Tauender Permafrost auf Herschel Island, Kanada
Tauender Permafrost (Bild: Boris Radosavljevic / wikimedia / CC BY 2.0)

Der älteste Permafrostboden Sibiriens beweist, dass Permafrostböden auch Hitzezeiten überstehen können. Doch immer mehr Permafrostböden tauen. Drastische Folgen machen sich bereits bemerkbar. Viehzucht könnte regulierend wirken.

23.11.2021 – Forscher des Alfred-Wegener-Instituts und des Helmholtz-Zentrums für Polar- und Meeresforschung haben den bisher ältesten Permafrostboden von Sibirien entdeckt. Forscher untersuchen nun, wie der Permafrost geschützt werden könnte. Auch Landwirtschaft auf Permafrostböden wird zum Thema.

Permafrost überdauerte historische Hitzezeiten

Permafrost ist sowohl sehr widerstandsfähig als auch sehr anfällig. Dies beweist der Fund des bisher ältesten Permafrostbodens in Sibirien. Forscher entnahmen Bodenproben an einem durch Eisschmelze entstandenen Krater im Osten Sibiriens. Der gefrorene Boden ist mindestens 650.000 Jahre alt. Dies zeigt, dass der Permafrost bereits deutlich wärmere Perioden der Erdgeschichte überstanden hat, ohne vollständig abzutauen.

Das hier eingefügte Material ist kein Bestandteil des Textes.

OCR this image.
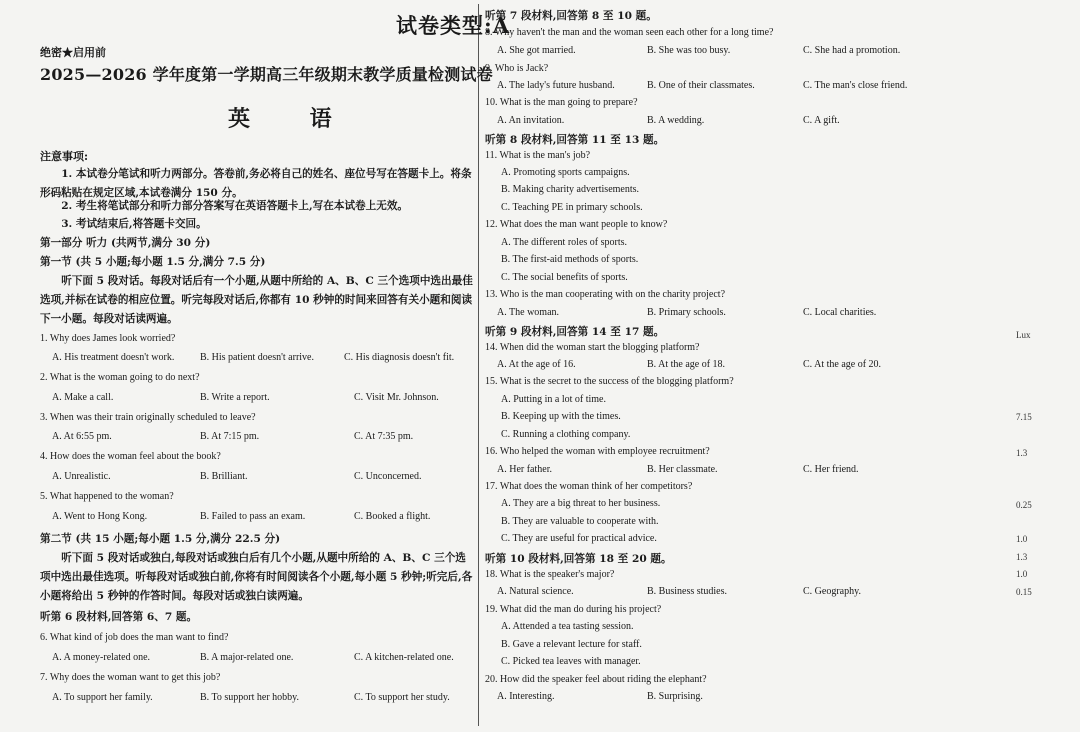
试卷类型:A
绝密★启用前
2025—2026 学年度第一学期高三年级期末教学质量检测试卷
英 语
注意事项:
1. 本试卷分笔试和听力两部分。答卷前,务必将自己的姓名、座位号写在答题卡上。将条形码粘贴在规定区域,本试卷满分 150 分。
2. 考生将笔试部分和听力部分答案写在英语答题卡上,写在本试卷上无效。
3. 考试结束后,将答题卡交回。
第一部分 听力 (共两节,满分 30 分)
第一节 (共 5 小题;每小题 1.5 分,满分 7.5 分)
听下面 5 段对话。每段对话后有一个小题,从题中所给的 A、B、C 三个选项中选出最佳选项,并标在试卷的相应位置。听完每段对话后,你都有 10 秒钟的时间来回答有关小题和阅读下一小题。每段对话读两遍。
1. Why does James look worried?
A. His treatment doesn't work.	B. His patient doesn't arrive.	C. His diagnosis doesn't fit.
2. What is the woman going to do next?
A. Make a call.	B. Write a report.	C. Visit Mr. Johnson.
3. When was their train originally scheduled to leave?
A. At 6:55 pm.	B. At 7:15 pm.	C. At 7:35 pm.
4. How does the woman feel about the book?
A. Unrealistic.	B. Brilliant.	C. Unconcerned.
5. What happened to the woman?
A. Went to Hong Kong.	B. Failed to pass an exam.	C. Booked a flight.
第二节 (共 15 小题;每小题 1.5 分,满分 22.5 分)
听下面 5 段对话或独白,每段对话或独白后有几个小题,从题中所给的 A、B、C 三个选项中选出最佳选项。听每段对话或独白前,你将有时间阅读各个小题,每小题 5 秒钟;听完后,各小题将给出 5 秒钟的作答时间。每段对话或独白读两遍。
听第 6 段材料,回答第 6、7 题。
6. What kind of job does the man want to find?
A. A money-related one.	B. A major-related one.	C. A kitchen-related one.
7. Why does the woman want to get this job?
A. To support her family.	B. To support her hobby.	C. To support her study.
听第 7 段材料,回答第 8 至 10 题。
8. Why haven't the man and the woman seen each other for a long time?
A. She got married.	B. She was too busy.	C. She had a promotion.
9. Who is Jack?
A. The lady's future husband.	B. One of their classmates.	C. The man's close friend.
10. What is the man going to prepare?
A. An invitation.	B. A wedding.	C. A gift.
听第 8 段材料,回答第 11 至 13 题。
11. What is the man's job?
A. Promoting sports campaigns.
B. Making charity advertisements.
C. Teaching PE in primary schools.
12. What does the man want people to know?
A. The different roles of sports.
B. The first-aid methods of sports.
C. The social benefits of sports.
13. Who is the man cooperating with on the charity project?
A. The woman.	B. Primary schools.	C. Local charities.
听第 9 段材料,回答第 14 至 17 题。
14. When did the woman start the blogging platform?
A. At the age of 16.	B. At the age of 18.	C. At the age of 20.
15. What is the secret to the success of the blogging platform?
A. Putting in a lot of time.
B. Keeping up with the times.
C. Running a clothing company.
16. Who helped the woman with employee recruitment?
A. Her father.	B. Her classmate.	C. Her friend.
17. What does the woman think of her competitors?
A. They are a big threat to her business.
B. They are valuable to cooperate with.
C. They are useful for practical advice.
听第 10 段材料,回答第 18 至 20 题。
18. What is the speaker's major?
A. Natural science.	B. Business studies.	C. Geography.
19. What did the man do during his project?
A. Attended a tea tasting session.
B. Gave a relevant lecture for staff.
C. Picked tea leaves with manager.
20. How did the speaker feel about riding the elephant?
A. Interesting.	B. Surprising.
Lux
7.15
1.3
1.0
1.3
1.0
0.15
0.25
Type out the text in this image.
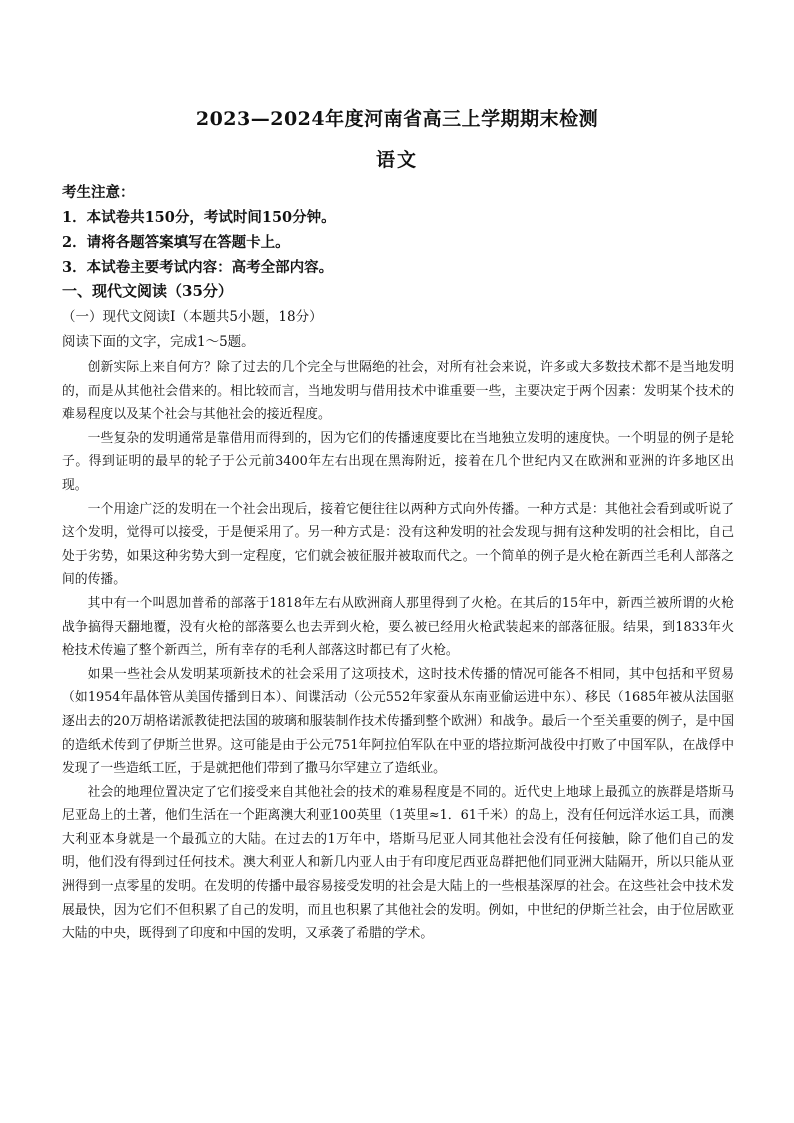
2023—2024年度河南省高三上学期期末检测
语文
考生注意：
1．本试卷共150分，考试时间150分钟。
2．请将各题答案填写在答题卡上。
3．本试卷主要考试内容：高考全部内容。
一、现代文阅读（35分）
（一）现代文阅读Ⅰ（本题共5小题，18分）
阅读下面的文字，完成1～5题。

创新实际上来自何方？除了过去的几个完全与世隔绝的社会，对所有社会来说，许多或大多数技术都不是当地发明的，而是从其他社会借来的。相比较而言，当地发明与借用技术中谁重要一些，主要决定于两个因素：发明某个技术的难易程度以及某个社会与其他社会的接近程度。

一些复杂的发明通常是靠借用而得到的，因为它们的传播速度要比在当地独立发明的速度快。一个明显的例子是轮子。得到证明的最早的轮子于公元前3400年左右出现在黑海附近，接着在几个世纪内又在欧洲和亚洲的许多地区出现。

一个用途广泛的发明在一个社会出现后，接着它便往往以两种方式向外传播。一种方式是：其他社会看到或听说了这个发明，觉得可以接受，于是便采用了。另一种方式是：没有这种发明的社会发现与拥有这种发明的社会相比，自己处于劣势，如果这种劣势大到一定程度，它们就会被征服并被取而代之。一个简单的例子是火枪在新西兰毛利人部落之间的传播。

其中有一个叫恩加普希的部落于1818年左右从欧洲商人那里得到了火枪。在其后的15年中，新西兰被所谓的火枪战争搞得天翻地覆，没有火枪的部落要么也去弄到火枪，要么被已经用火枪武装起来的部落征服。结果，到1833年火枪技术传遍了整个新西兰，所有幸存的毛利人部落这时都已有了火枪。

如果一些社会从发明某项新技术的社会采用了这项技术，这时技术传播的情况可能各不相同，其中包括和平贸易（如1954年晶体管从美国传播到日本）、间谍活动（公元552年家蚕从东南亚偷运进中东）、移民（1685年被从法国驱逐出去的20万胡格诺派教徒把法国的玻璃和服装制作技术传播到整个欧洲）和战争。最后一个至关重要的例子，是中国的造纸术传到了伊斯兰世界。这可能是由于公元751年阿拉伯军队在中亚的塔拉斯河战役中打败了中国军队，在战俘中发现了一些造纸工匠，于是就把他们带到了撒马尔罕建立了造纸业。

社会的地理位置决定了它们接受来自其他社会的技术的难易程度是不同的。近代史上地球上最孤立的族群是塔斯马尼亚岛上的土著，他们生活在一个距离澳大利亚100英里（1英里≈1．61千米）的岛上，没有任何远洋水运工具，而澳大利亚本身就是一个最孤立的大陆。在过去的1万年中，塔斯马尼亚人同其他社会没有任何接触，除了他们自己的发明，他们没有得到过任何技术。澳大利亚人和新几内亚人由于有印度尼西亚岛群把他们同亚洲大陆隔开，所以只能从亚洲得到一点零星的发明。在发明的传播中最容易接受发明的社会是大陆上的一些根基深厚的社会。在这些社会中技术发展最快，因为它们不但积累了自己的发明，而且也积累了其他社会的发明。例如，中世纪的伊斯兰社会，由于位居欧亚大陆的中央，既得到了印度和中国的发明，又承袭了希腊的学术。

In der Vergangenheit wurden immer wieder Forscherstimmen laut, die keine Rettung für die Dauerfrostböden der Welt sahen. Sie gingen davon aus, dass Permafrostböden bei einer Erwärmung des Klimas automatisch auftauen würden. Das Alter des Permafrostbodens beweist nun, dass dies nicht notwendigerweise der Fall sein muss.

Der sogenannte Thermokarstkrater zeigt jedoch, wie anfällig das für den Permafrost notwendige Ökosystem ist, und wie schnell es zerstört werden kann. Das internationale Forschungsteam geht davon aus, dass die oberste, schützende Schicht des Permafrosts in Bagatai in Folge von Entwaldung und der Nutzung von Kettenfahrzeugen abrutschte. Der freiliegende Permafrost taut nun, obwohl an dem Hang im Durchschnitt minus 10 Grad herrschen. Bisher gehen die Forscher davon aus, dass der Schaden irreparabel ist.

Im ewigen Eis schlummert Kohlenstoff

Die Permafrostböden sind Teil des Ökosystems der arktischen Tundra. Grundsätzlich wird Boden als Permafrost bezeichnet, wenn er über mehr als zwei Jahre dauerhaft gefroren ist. Die meisten Permafrostböden sind in der Arktis zu finden, manchmal hunderte von Metern tief, und meist deutlich älter als zwei Jahre. Eingefroren in den Tiefen der Arktis liegen riesige Mengen uralter Biomasse. Viele enthalten Kohlenstoffablagerungen, die aus der letzten Eiszeit stammen, oder sogar noch weiter zurückreichen. Permafrostböden sind also riesige Kohlenstoffsenken. Der IPCC schätzt, dass in den Permafrostböden derzeit mehr als die doppelte Menge CO2 eingeschlossen ist, die sich derzeit in der Atmosphäre befindet.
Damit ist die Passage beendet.